Seilerei ein altes Handwerk
Die besonderen Eigenschaften wie Festigkeit, Haltbarkeit und Feuerbeständigkeit machen Hanf zum idealen Rohstoff für Seile.
Manche Gebrauchsgüter nehmen wir gar nicht mehr wahr, weil sie so selbstverständlich sind. Garne, Schnüre und Seile gehören dazu.
Seilerei ein aussterbendes Handwerk?
In Österreich gibt es weniger als 10 klassische Seiler, meist Familienbetriebe, die das Handwerk am Leben erhalten. Seilerei ist kein Lehrberuf, daher müssen Interessierte für ihre Ausbildung nach Deutschland oder in die Schweiz ausweichen.
Heute ist es nicht mehr nur die Schifffahrt, die Seilerwaren bezieht. In der Architektur und Raumausstattung, sowie für Sport- und Spielgeräte ist die Nachfrage groß. Die Handarbeit bietet den Vorteil, dass genau auf den Kundenwunsch eingegangen wird.
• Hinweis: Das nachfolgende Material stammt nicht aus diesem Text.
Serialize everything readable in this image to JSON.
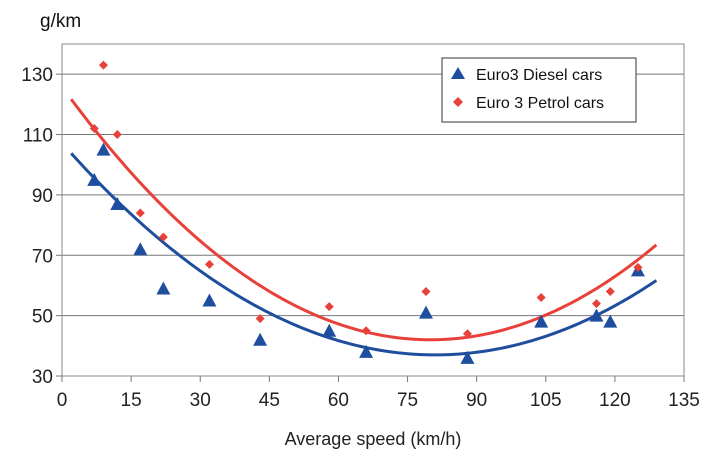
{
  "chart_data": {
    "type": "scatter",
    "title": "",
    "ylabel": "g/km",
    "xlabel": "Average speed (km/h)",
    "xlim": [
      0,
      135
    ],
    "ylim": [
      30,
      140
    ],
    "xticks": [
      "0",
      "15",
      "30",
      "45",
      "60",
      "75",
      "90",
      "105",
      "120",
      "135"
    ],
    "yticks": [
      "30",
      "50",
      "70",
      "90",
      "110",
      "130"
    ],
    "grid": "horizontal",
    "legend_position": "top-right",
    "series": [
      {
        "name": "Euro3 Diesel cars",
        "marker": "triangle",
        "color": "#1f4e9e",
        "points": [
          [
            7,
            95
          ],
          [
            9,
            105
          ],
          [
            12,
            87
          ],
          [
            17,
            72
          ],
          [
            22,
            59
          ],
          [
            32,
            55
          ],
          [
            43,
            42
          ],
          [
            58,
            45
          ],
          [
            66,
            38
          ],
          [
            79,
            51
          ],
          [
            88,
            36
          ],
          [
            104,
            48
          ],
          [
            116,
            50
          ],
          [
            119,
            48
          ],
          [
            125,
            65
          ]
        ],
        "trend": {
          "type": "quadratic",
          "from": 2,
          "to": 129,
          "a": 0.0107,
          "vertex_x": 81,
          "vertex_y": 37
        }
      },
      {
        "name": "Euro 3 Petrol cars",
        "marker": "diamond",
        "color": "#e8413a",
        "points": [
          [
            7,
            112
          ],
          [
            9,
            133
          ],
          [
            12,
            110
          ],
          [
            17,
            84
          ],
          [
            22,
            76
          ],
          [
            32,
            67
          ],
          [
            43,
            49
          ],
          [
            58,
            53
          ],
          [
            66,
            45
          ],
          [
            79,
            58
          ],
          [
            88,
            44
          ],
          [
            104,
            56
          ],
          [
            116,
            54
          ],
          [
            119,
            58
          ],
          [
            125,
            66
          ]
        ],
        "trend": {
          "type": "quadratic",
          "from": 2,
          "to": 129,
          "a": 0.0131,
          "vertex_x": 80,
          "vertex_y": 42
        }
      }
    ]
  }
}
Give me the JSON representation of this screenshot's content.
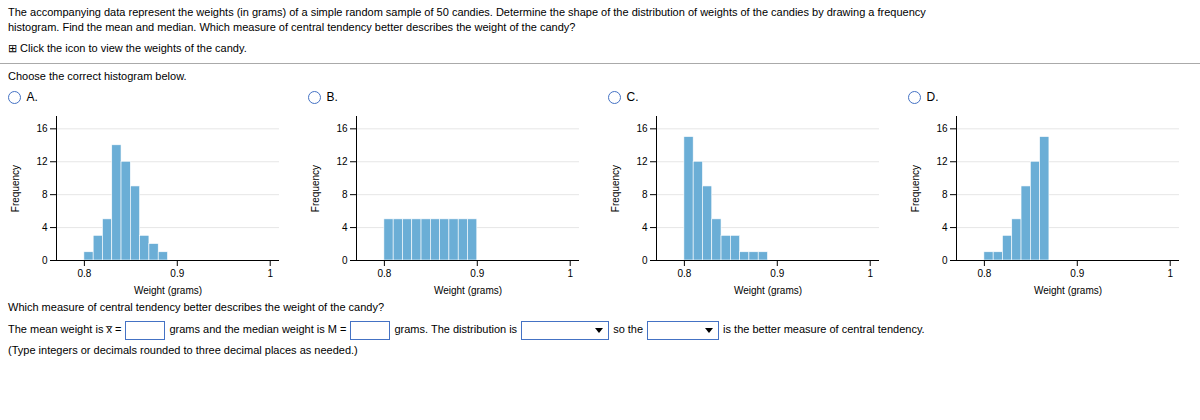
{
  "annotations": [
    "The accompanying data represent the weights (in grams) of a simple random sample of 50 candies. Determine the shape of the distribution of weights of the candies by drawing a frequency",
    "histogram. Find the mean and median. Which measure of central tendency better describes the weight of the candy?",
    "⊞  Click the icon to view the weights of the candy.",
    "Choose the correct histogram below.",
    "Which measure of central tendency better describes the weight of the candy?",
    "The mean weight is x̅ =",
    "grams and the median weight is M =",
    "grams. The distribution is",
    "so the",
    "is the better measure of central tendency.",
    "(Type integers or decimals rounded to three decimal places as needed.)"
  ],
  "chart_data": [
    {
      "type": "histogram",
      "title": "A.",
      "xlabel": "Weight (grams)",
      "ylabel": "Frequency",
      "bins": [
        0.8,
        0.81,
        0.82,
        0.83,
        0.84,
        0.85,
        0.86,
        0.87,
        0.88,
        0.89,
        0.9
      ],
      "values": [
        1,
        3,
        5,
        14,
        12,
        9,
        3,
        2,
        1,
        0
      ],
      "color": "#6baed6",
      "xlim": [
        0.77,
        1.01
      ],
      "ylim": [
        0,
        17.5
      ],
      "xticks": [
        0.8,
        0.9,
        1
      ],
      "yticks": [
        0,
        4,
        8,
        12,
        16
      ],
      "grid": true
    },
    {
      "type": "histogram",
      "title": "B.",
      "xlabel": "Weight (grams)",
      "ylabel": "Frequency",
      "bins": [
        0.8,
        0.81,
        0.82,
        0.83,
        0.84,
        0.85,
        0.86,
        0.87,
        0.88,
        0.89,
        0.9
      ],
      "values": [
        5,
        5,
        5,
        5,
        5,
        5,
        5,
        5,
        5,
        5
      ],
      "color": "#6baed6",
      "xlim": [
        0.77,
        1.01
      ],
      "ylim": [
        0,
        17.5
      ],
      "xticks": [
        0.8,
        0.9,
        1
      ],
      "yticks": [
        0,
        4,
        8,
        12,
        16
      ],
      "grid": true
    },
    {
      "type": "histogram",
      "title": "C.",
      "xlabel": "Weight (grams)",
      "ylabel": "Frequency",
      "bins": [
        0.8,
        0.81,
        0.82,
        0.83,
        0.84,
        0.85,
        0.86,
        0.87,
        0.88,
        0.89,
        0.9
      ],
      "values": [
        15,
        12,
        9,
        5,
        3,
        3,
        1,
        1,
        1,
        0
      ],
      "color": "#6baed6",
      "xlim": [
        0.77,
        1.01
      ],
      "ylim": [
        0,
        17.5
      ],
      "xticks": [
        0.8,
        0.9,
        1
      ],
      "yticks": [
        0,
        4,
        8,
        12,
        16
      ],
      "grid": true
    },
    {
      "type": "histogram",
      "title": "D.",
      "xlabel": "Weight (grams)",
      "ylabel": "Frequency",
      "bins": [
        0.8,
        0.81,
        0.82,
        0.83,
        0.84,
        0.85,
        0.86,
        0.87,
        0.88,
        0.89,
        0.9
      ],
      "values": [
        1,
        1,
        3,
        5,
        9,
        12,
        15,
        0,
        0,
        0
      ],
      "color": "#6baed6",
      "xlim": [
        0.77,
        1.01
      ],
      "ylim": [
        0,
        17.5
      ],
      "xticks": [
        0.8,
        0.9,
        1
      ],
      "yticks": [
        0,
        4,
        8,
        12,
        16
      ],
      "grid": true
    }
  ]
}
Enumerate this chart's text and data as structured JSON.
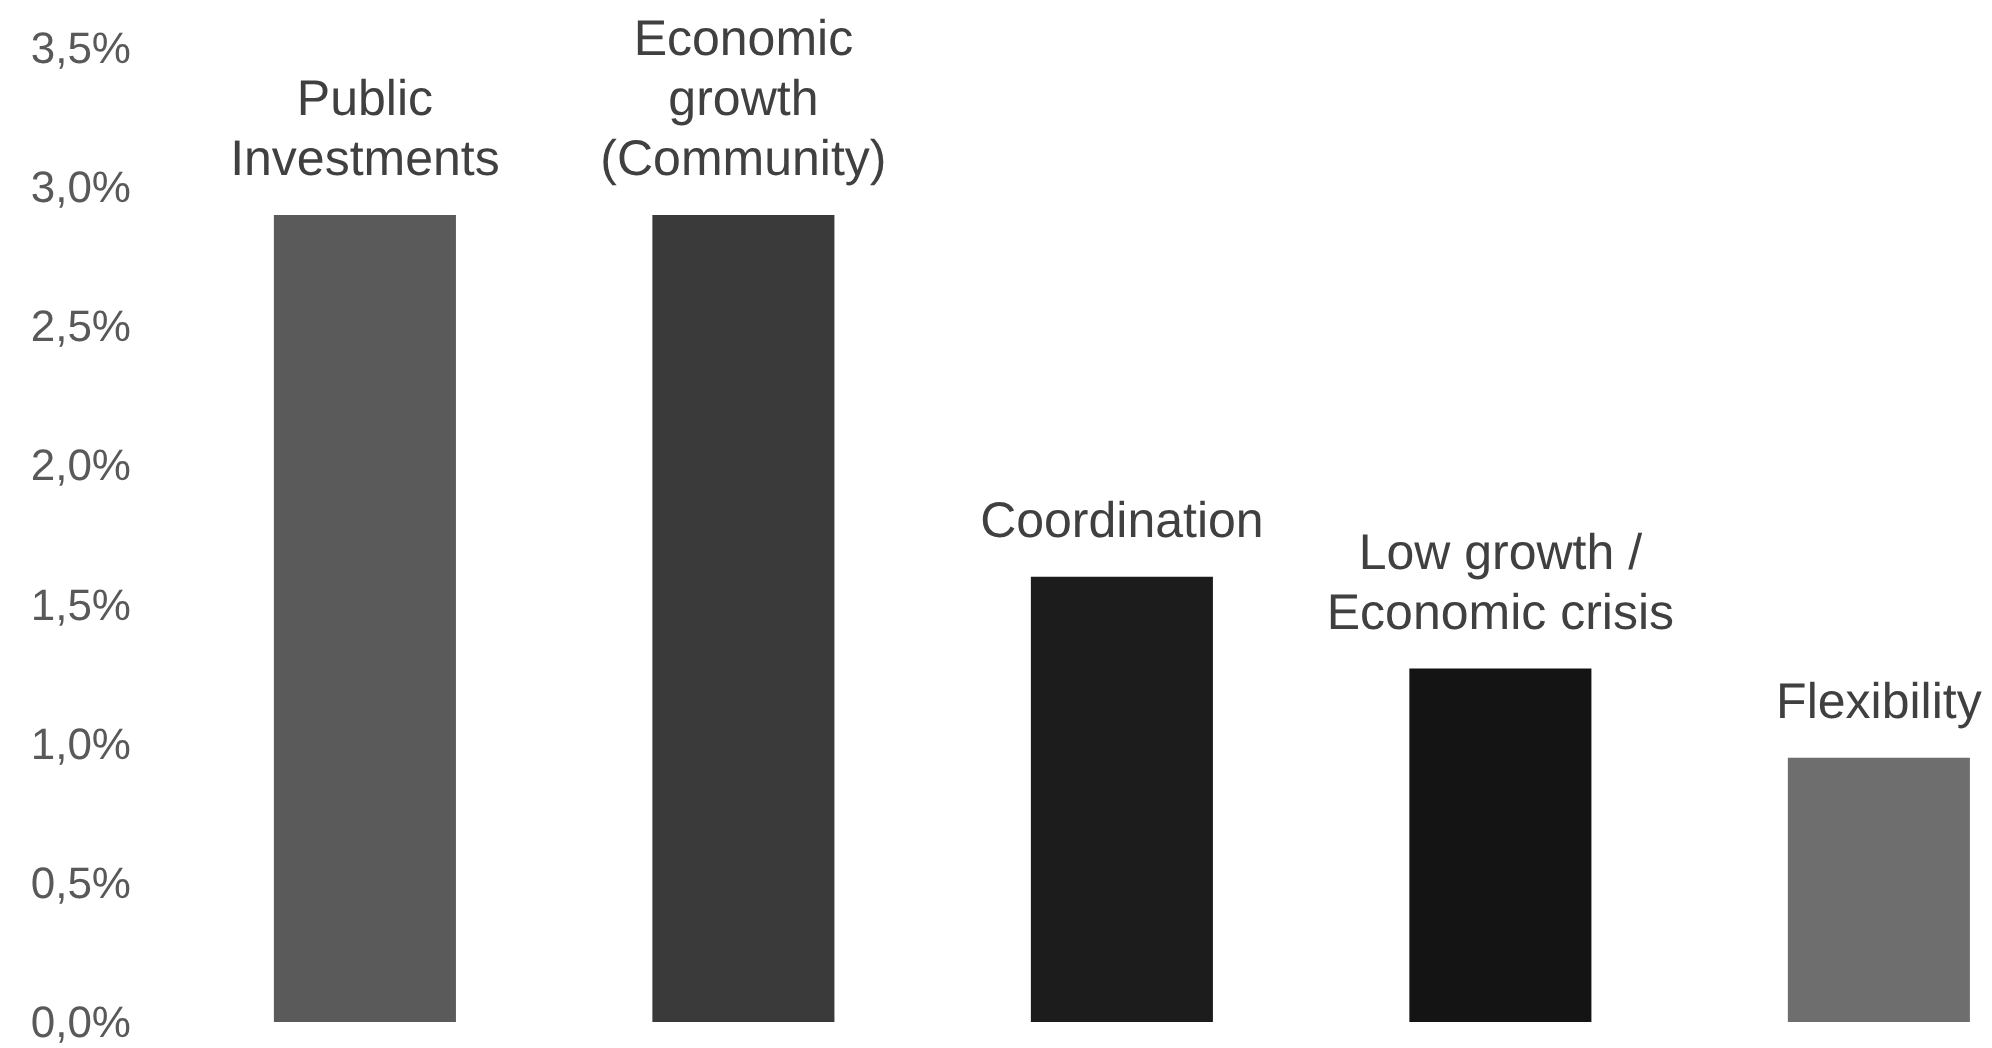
{
  "chart_data": {
    "type": "bar",
    "categories": [
      "Public Investments",
      "Economic growth (Community)",
      "Coordination",
      "Low growth / Economic crisis",
      "Flexibility"
    ],
    "values": [
      2.9,
      2.9,
      1.6,
      1.27,
      0.95
    ],
    "colors": [
      "#5a5a5a",
      "#3a3a3a",
      "#1c1c1c",
      "#141414",
      "#6e6e6e"
    ],
    "ylim": [
      0,
      3.5
    ],
    "yticks": [
      {
        "value": 0,
        "label": "0,0%"
      },
      {
        "value": 0.5,
        "label": "0,5%"
      },
      {
        "value": 1,
        "label": "1,0%"
      },
      {
        "value": 1.5,
        "label": "1,5%"
      },
      {
        "value": 2,
        "label": "2,0%"
      },
      {
        "value": 2.5,
        "label": "2,5%"
      },
      {
        "value": 3,
        "label": "3,0%"
      },
      {
        "value": 3.5,
        "label": "3,5%"
      }
    ],
    "grid": false,
    "legend": false
  }
}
Regionale Betriebe zeichnen sich vor allem durch schnelle und zeitgerechte Ausführung aus. Spezialanfertigungen und Nischenprodukte gewährleisten ein Weiterbestehen des Berufs. Besonders bei Naturfaserverarbeitung braucht es auch in Zukunft diese alte Handwerkskunst.
Vorteile von Hanfseilen
Hanf ist eine äußerst genügsame Pflanze und ein nachwachsender Rohstoff. Ein Hanffeld bringt dreimal so viel Ertrag wie ein Baumwollfeld.
Hanfseile sind schwer entflammbar. Darum finden Sie in der Raumausstattung als Geflechte für Raumteiler, als Geländer bei Stiegenaufgänge und für Schmuckelemente, Verwendung. Im Garten und Freizeitbereich punktet Hanf durch die lange Haltbarkeit. Nur Dauerfeuchtigkeit führt zum Verrotten.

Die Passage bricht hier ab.